Background: Intravenous cyclosporine (i.v. CsA) is an effective therapy for patients with inflammatory bowel disease (IBD). However, data regarding its adverse events in these patients are limited.
Methods: A retrospective chart review of the initial 111 consecutive patients with IBD treated with i.v. CsA followed by a predetermined duration of oral therapy.
Results: One hundred eleven patients (64 UC, 47 CD; mean age 33 yr, range 16-68) received i.v. CsA at 4 mg/kg/day, then oral CsA at 8 mg/kg/day, with dose adjustment based on serum creatinine.

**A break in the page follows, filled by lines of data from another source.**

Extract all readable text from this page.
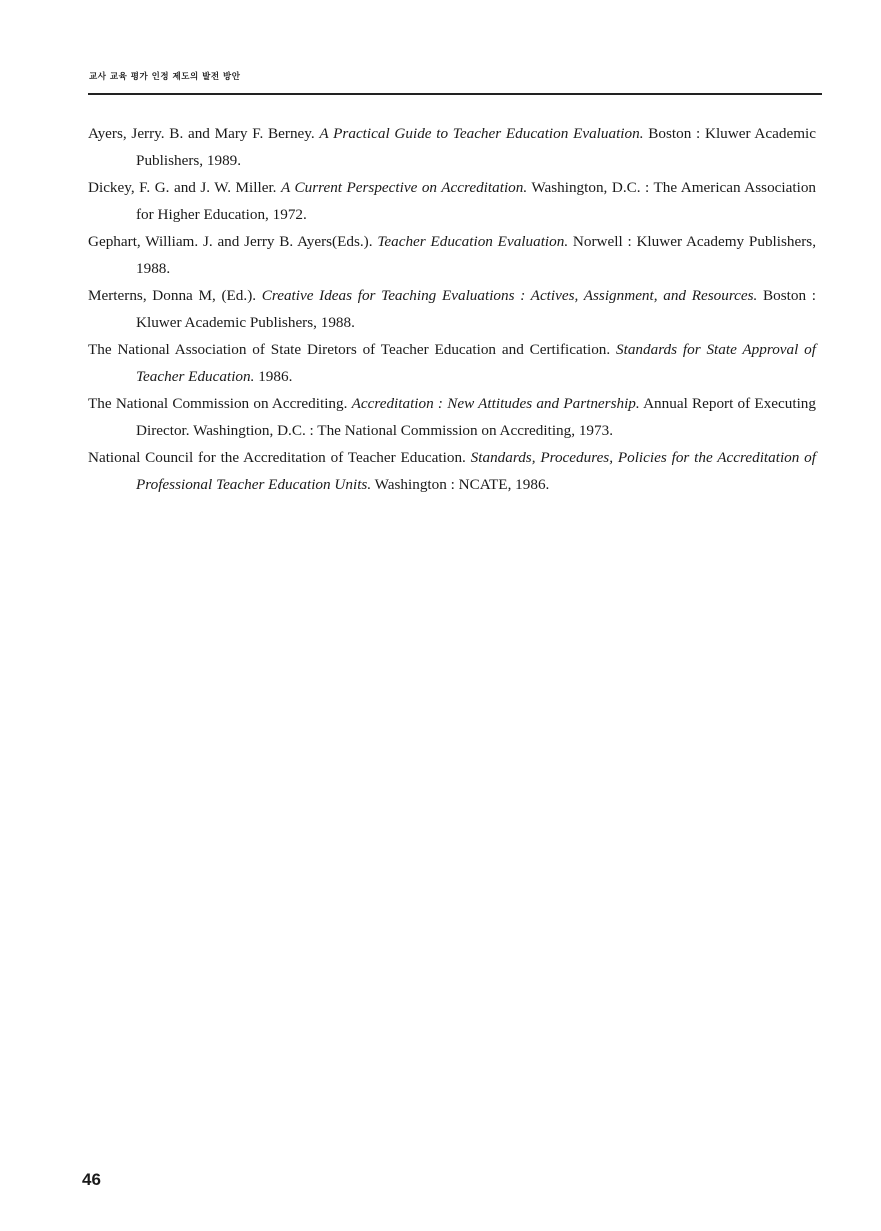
교사 교육 평가 인정 제도의 발전 방안
Ayers, Jerry. B. and Mary F. Berney. A Practical Guide to Teacher Education Evaluation. Boston : Kluwer Academic Publishers, 1989.
Dickey, F. G. and J. W. Miller. A Current Perspective on Accreditation. Washington, D.C. : The American Association for Higher Education, 1972.
Gephart, William. J. and Jerry B. Ayers(Eds.). Teacher Education Evaluation. Norwell : Kluwer Academy Publishers, 1988.
Merterns, Donna M, (Ed.). Creative Ideas for Teaching Evaluations : Actives, Assignment, and Resources. Boston : Kluwer Academic Publishers, 1988.
The National Association of State Diretors of Teacher Education and Certification. Standards for State Approval of Teacher Education. 1986.
The National Commission on Accrediting. Accreditation : New Attitudes and Partnership. Annual Report of Executing Director. Washingtion, D.C. : The National Commission on Accrediting, 1973.
National Council for the Accreditation of Teacher Education. Standards, Procedures, Policies for the Accreditation of Professional Teacher Education Units. Washington : NCATE, 1986.
46
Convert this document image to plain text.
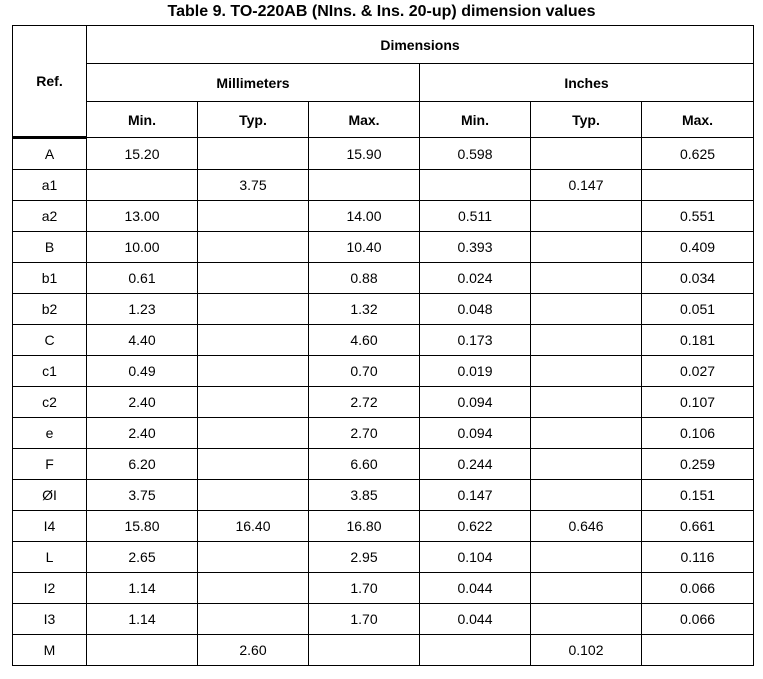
Table 9. TO-220AB (NIns. & Ins. 20-up) dimension values
Ref.	Dimensions					
	Millimeters			Inches		
	Min.	Typ.	Max.	Min.	Typ.	Max.
A	15.20		15.90	0.598		0.625
a1		3.75			0.147	
a2	13.00		14.00	0.511		0.551
B	10.00		10.40	0.393		0.409
b1	0.61		0.88	0.024		0.034
b2	1.23		1.32	0.048		0.051
C	4.40		4.60	0.173		0.181
c1	0.49		0.70	0.019		0.027
c2	2.40		2.72	0.094		0.107
e	2.40		2.70	0.094		0.106
F	6.20		6.60	0.244		0.259
ØI	3.75		3.85	0.147		0.151
I4	15.80	16.40	16.80	0.622	0.646	0.661
L	2.65		2.95	0.104		0.116
I2	1.14		1.70	0.044		0.066
I3	1.14		1.70	0.044		0.066
M		2.60			0.102	
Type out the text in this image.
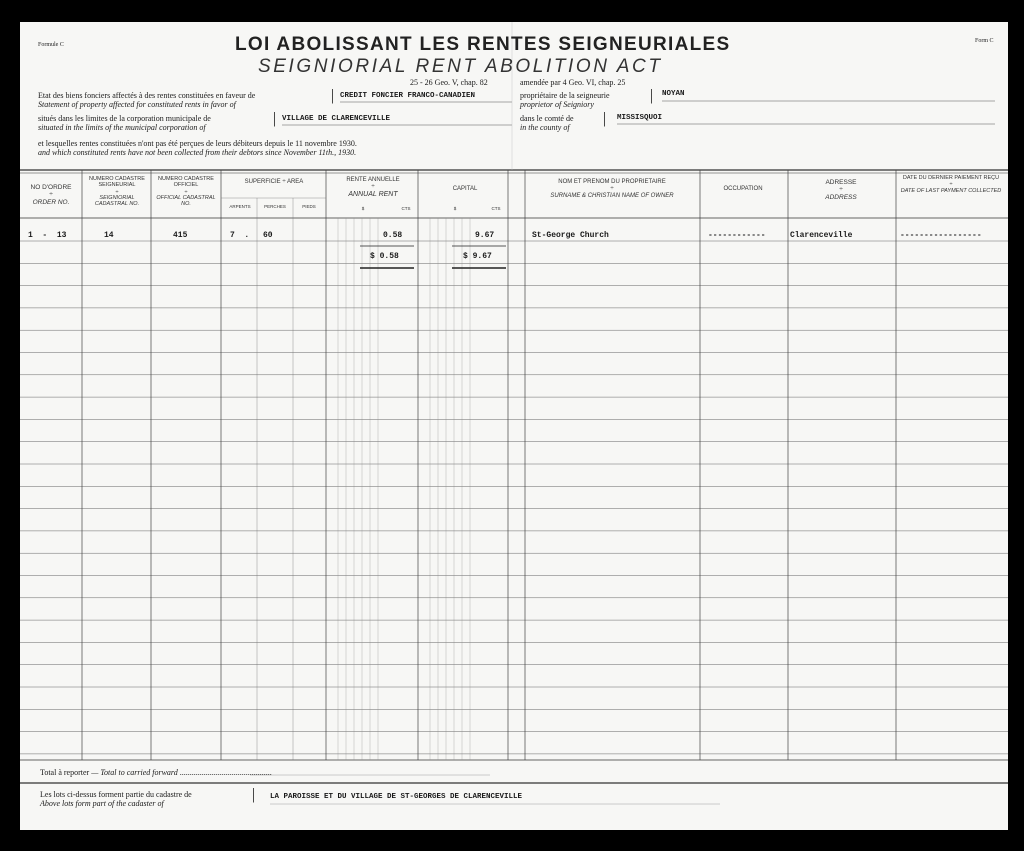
Formule C
Form C
LOI ABOLISSANT LES RENTES SEIGNEURIALES
SEIGNIORIAL RENT ABOLITION ACT
25 - 26 Geo. V, chap. 82	amendée par 4 Geo. VI, chap. 25
Etat des biens fonciers affectés à des rentes constituées en faveur de
Statement of property affected for constituted rents in favor of
| CREDIT FONCIER FRANCO-CANADIEN
situés dans les limites de la corporation municipale de
situated in the limits of the municipal corporation of
| VILLAGE DE CLARENCEVILLE
et lesquelles rentes constituées n'ont pas été perçues de leurs débiteurs depuis le 11 novembre 1930.
and which constituted rents have not been collected from their debtors since November 11th., 1930.
propriétaire de la seigneurie
proprietor of Seigniory
| NOYAN
dans le comté de
in the county of
| MISSISQUOI
NO D'ORDRE
÷
ORDER NO.
NUMERO CADASTRE SEIGNEURIAL
÷
SEIGNIORIAL CADASTRAL NO.
NUMERO CADASTRE OFFICIEL
÷
OFFICIAL CADASTRAL NO.
SUPERFICIE ÷ AREA
ARPENTS	PERCHES	PIEDS
RENTE ANNUELLE
÷
ANNUAL RENT
$	CTS
CAPITAL
$	CTS
NOM ET PRENOM DU PROPRIETAIRE
÷
SURNAME & CHRISTIAN NAME OF OWNER
OCCUPATION
ADRESSE
÷
ADDRESS
DATE DU DERNIER PAIEMENT REÇU
÷
DATE OF LAST PAYMENT COLLECTED
1 - 13	14	415	7 . 60	0.58	9.67	St-George Church	------------	Clarenceville	-----------------
$ 0.58	$ 9.67
Total à reporter — Total to carried forward ..............................................
Les lots ci-dessus forment partie du cadastre de
Above lots form part of the cadaster of
| LA PAROISSE ET DU VILLAGE DE ST-GEORGES DE CLARENCEVILLE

The mean treatment duration was 9.3 months (range 1 wk to 34 months). Major adverse events occurred in 17 (15.3%) patients. Nephrotoxicity (serum creatinine > or = 1.4 mg/dL [123 micromol/L] or a rise by at least 33% over baseline not responding to dose adjustment) sufficiently severe to warrant discontinuation of therapy occurred in 6 (5.4%) patients. Serious infection occurred in 7 (6.3%) patients, seizures in 4 (3.6%) patients, anaphylaxis in 1 (0.9%) patient, and death in 2 (1.8%) patients. Minor adverse events (transient effects with complete resolution either spontaneously or with dose adjustment) comprised: paresthesias (51%), hypomagnesemia (42%), hypertension (39%), hypertrichosis (27%), headache (23%), minor nephrotoxicity (defined as above but with restoration of normal serum creatinine with dose adjustment; 19% of patients), abnormal liver function tests (19%), minor infections (15%), hyperkalemia (13%), and gingival swelling (4%).
Conclusions: In our initial experience, limited duration CsA therapy was frequently associated with adverse events although the majority of these were minor and responded to dose adjustment. Although not all severe adverse events can be clearly attributed to CsA use alone, its high incidence suggests that vigorous monitoring by experienced clinicians at tertiary care centers may be required.